See [https://issues.apache.org/jira/browse/ZOOKEEPER-779][ZOOKEEPER-779] for some background on this.
Use cases
Today's "round robin" connection strategy works well in most cases, however there are some use cases where it fails:
- balancing the load on a particular server of the ensemble. Round robin does a decent job on this, however there are cases where it fails - for example when a single server is restarted.
- choosing the "closest" server. Typically not an issue, except for the case where the ensemble itself is distributed over high latency (WAN) connections.
- exposing ensemble availability to the client code. In some cases the client would like to fall back to a hard coded state if it cannot reach the ensemble.
Non Goals
- This document does not attempt to address how the client gets the list of servers making up the ensemble, only how it determines which server to connect to.
Goals
- allow the client to select a strategy at runtime
- allow reuse of strategy code
- allow users to create their own strategy, or extend existing strategies
- strategy API should allow
- setStrategy(strat) on ZooKeeper client object, default should be RRR
- more here ... which will require real thought/consideration.
- provide some sort of context to the strat (list of servers for example, what more?)
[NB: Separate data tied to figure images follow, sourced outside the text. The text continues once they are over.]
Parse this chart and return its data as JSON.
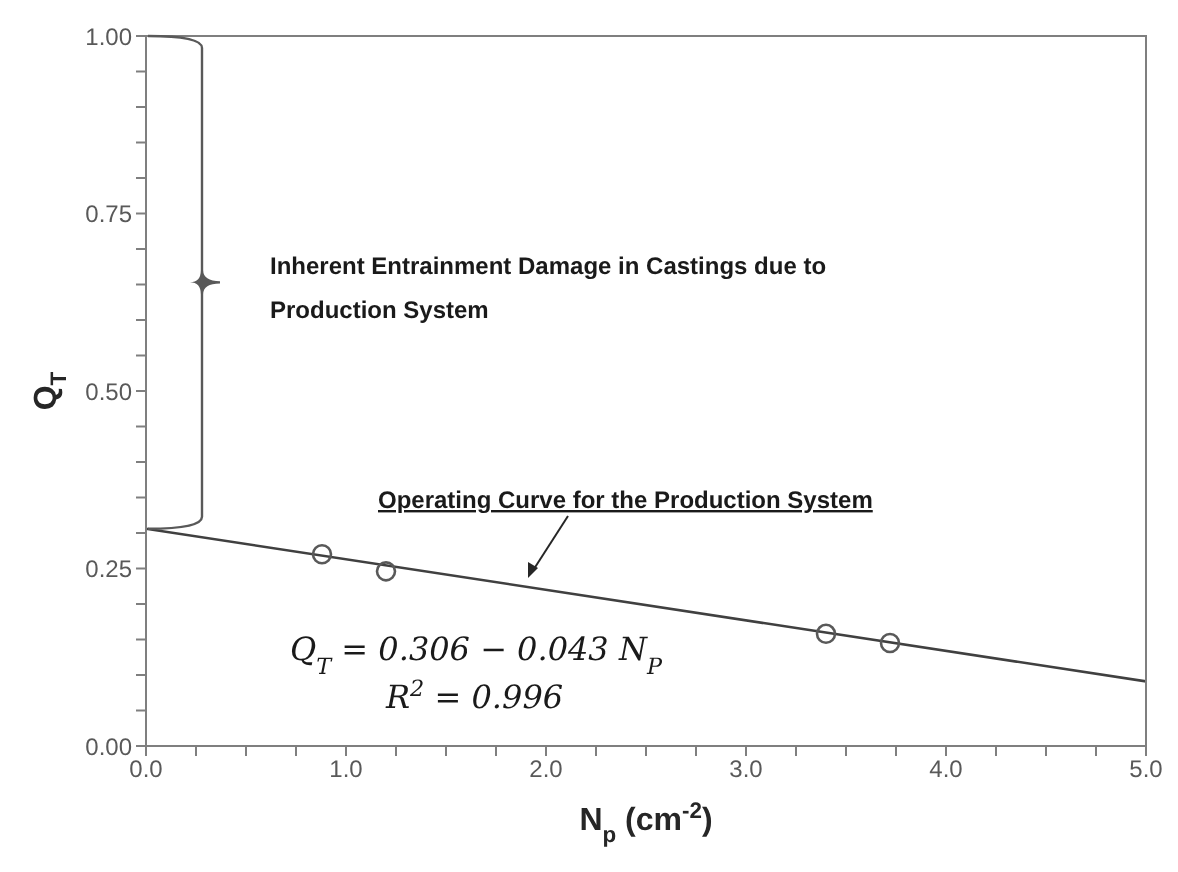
{
  "chart_data": {
    "type": "scatter",
    "xlabel": "N$_{p}$ (cm$^{-2}$)",
    "ylabel": "Q$_{T}$",
    "xlim": [
      0,
      5
    ],
    "ylim": [
      0,
      1
    ],
    "xticks": [
      {
        "value": 0,
        "label": "0.0"
      },
      {
        "value": 0.25,
        "label": null
      },
      {
        "value": 0.5,
        "label": null
      },
      {
        "value": 0.75,
        "label": null
      },
      {
        "value": 1,
        "label": "1.0"
      },
      {
        "value": 1.25,
        "label": null
      },
      {
        "value": 1.5,
        "label": null
      },
      {
        "value": 1.75,
        "label": null
      },
      {
        "value": 2,
        "label": "2.0"
      },
      {
        "value": 2.25,
        "label": null
      },
      {
        "value": 2.5,
        "label": null
      },
      {
        "value": 2.75,
        "label": null
      },
      {
        "value": 3,
        "label": "3.0"
      },
      {
        "value": 3.25,
        "label": null
      },
      {
        "value": 3.5,
        "label": null
      },
      {
        "value": 3.75,
        "label": null
      },
      {
        "value": 4,
        "label": "4.0"
      },
      {
        "value": 4.25,
        "label": null
      },
      {
        "value": 4.5,
        "label": null
      },
      {
        "value": 4.75,
        "label": null
      },
      {
        "value": 5,
        "label": "5.0"
      }
    ],
    "yticks": [
      {
        "value": 0,
        "label": "0.00"
      },
      {
        "value": 0.05,
        "label": null
      },
      {
        "value": 0.1,
        "label": null
      },
      {
        "value": 0.15,
        "label": null
      },
      {
        "value": 0.2,
        "label": null
      },
      {
        "value": 0.25,
        "label": "0.25"
      },
      {
        "value": 0.3,
        "label": null
      },
      {
        "value": 0.35,
        "label": null
      },
      {
        "value": 0.4,
        "label": null
      },
      {
        "value": 0.45,
        "label": null
      },
      {
        "value": 0.5,
        "label": "0.50"
      },
      {
        "value": 0.55,
        "label": null
      },
      {
        "value": 0.6,
        "label": null
      },
      {
        "value": 0.65,
        "label": null
      },
      {
        "value": 0.7,
        "label": null
      },
      {
        "value": 0.75,
        "label": "0.75"
      },
      {
        "value": 0.8,
        "label": null
      },
      {
        "value": 0.85,
        "label": null
      },
      {
        "value": 0.9,
        "label": null
      },
      {
        "value": 0.95,
        "label": null
      },
      {
        "value": 1,
        "label": "1.00"
      }
    ],
    "grid": false,
    "legend": false,
    "marker": "circle",
    "series": [
      {
        "type": "scatter",
        "color": "#595959",
        "x": [
          0.88,
          1.2,
          3.4,
          3.72
        ],
        "values": [
          0.27,
          0.246,
          0.158,
          0.145
        ]
      },
      {
        "type": "line",
        "color": "#404040",
        "marker": "none",
        "line_style": "solid",
        "x": [
          0,
          5
        ],
        "values": [
          0.306,
          0.091
        ]
      }
    ],
    "annotations": [
      "Inherent Entrainment Damage in Castings due to Production System",
      "Operating Curve for the Production System",
      "Q$_{T}$ = 0.306 − 0.043 N$_{P}$",
      "R$^{2}$ = 0.996"
    ]
  }
}
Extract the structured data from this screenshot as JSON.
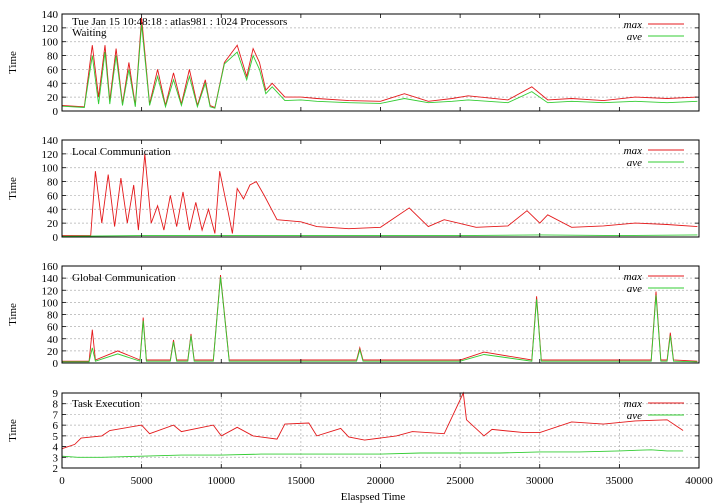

- expectation is the strat will make the connection to the server and hand back to ZooKeeper client code
- strat may maintain multiple connections, might want to force ZooKeeper to disconnect and reconnect to another server
- this is the case for example where you connected to a "far away" server because close-in was down, but then later close in server becomes available again and you prefer to use that. similar for balancing.